01:00.0 Ethernet controller: Atheros Communications, Inc. Unknown device 001c (rev 01)
        Subsystem: Askey Computer Corp. Unknown device 7112
        Control: I/O+ Mem+ BusMaster+ SpecCycle- MemWINV- VGASnoop- ParErr- Stepping- SERR+ FastB2B-
        Status: Cap+ 66MHz- UDF- FastB2B- ParErr- DEVSEL=fast >TAbort- <TAbort- <MAbort- >SERR- <PERR-
        Latency: 0, Cache Line Size: 64 bytes
        Interrupt: pin A routed to IRQ 233
        Region 0: Memory at c3000000 (64-bit, non-prefetchable) [size=64K]
        Capabilities: [40] Power Management version 2
                Flags: PMEClk- DSI- D1- D2- AuxCurrent=375mA PME(D0-,D1-,D2-,D3hot-,D3cold-)
                Status: D0 PME-Enable- DSel=0 DScale=0 PME-
        Capabilities: [50] Message Signalled Interrupts: 64bit- Queue=0/0 Enable-
                Address: 00000000  Data: 0000
        Capabilities: [60] Express Legacy Endpoint IRQ 0
                Device: Supported: MaxPayload 128 bytes, PhantFunc 0, ExtTag-
                Device: Latency L0s <128ns, L1 <2us
                Device: AtnBtn- AtnInd- PwrInd-
                Device: Errors: Correctable- Non-Fatal- Fatal- Unsupported-
                Device: RlxdOrd+ ExtTag- PhantFunc- AuxPwr- NoSnoop-
                Device: MaxPayload 128 bytes, MaxReadReq 512 bytes
                Link: Supported Speed 2.5Gb/s, Width x1, ASPM L0s L1, Port 0
                Link: Latency L0s <512ns, L1 <64us
                Link: ASPM Disabled RCB 128 bytes CommClk- ExtSynch-
                Link: Speed 2.5Gb/s, Width x1
        Capabilities: [90] MSI-X: Enable- Mask- TabSize=1
                Vector table: BAR=0 offset=00000000
                PBA: BAR=0 offset=00000000
        Capabilities: [100] Advanced Error Reporting
        Capabilities: [140] Virtual Channel

04/06/07 00:07:20 changed by Ron Dippold

We have seen this with AR5413s, mac 10.4. It turned out to be a calibration problem and not tied to a specific mac version or card parts.
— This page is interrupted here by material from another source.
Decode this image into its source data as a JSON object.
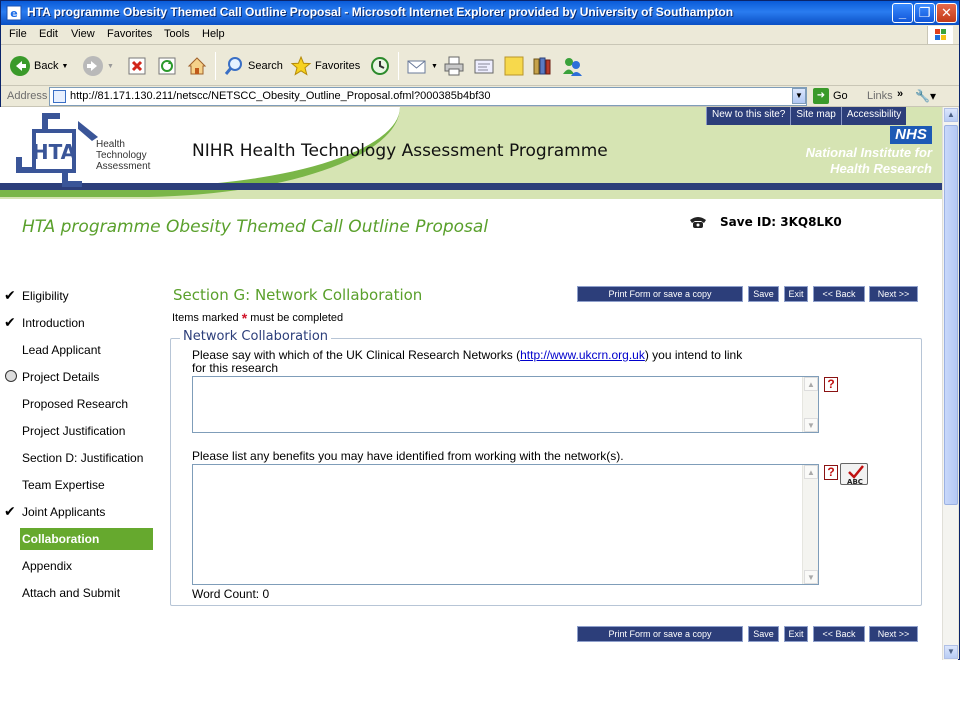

If you have CTLs for things the the card doesn't support (like compression) you will get an Atheros HAL assertion during calibration and this behavior occurs. Recalibrating the card with these disabled fixes the problem.

What this means for most people is that your supplier (or whoever calibrated the card) messed up. There's nothing you can do but return it.

Furthermore it's not specifically tied to any hardware (other than you're trying to do something the hardware doesn't support) or version numbers and as noted the behavior is not 100% predictable, so including a hack in the mainline would probably be a very bad idea.

04/06/07 19:03:28 changed by mentor

Maybe we should try and detect this, and report it to the user?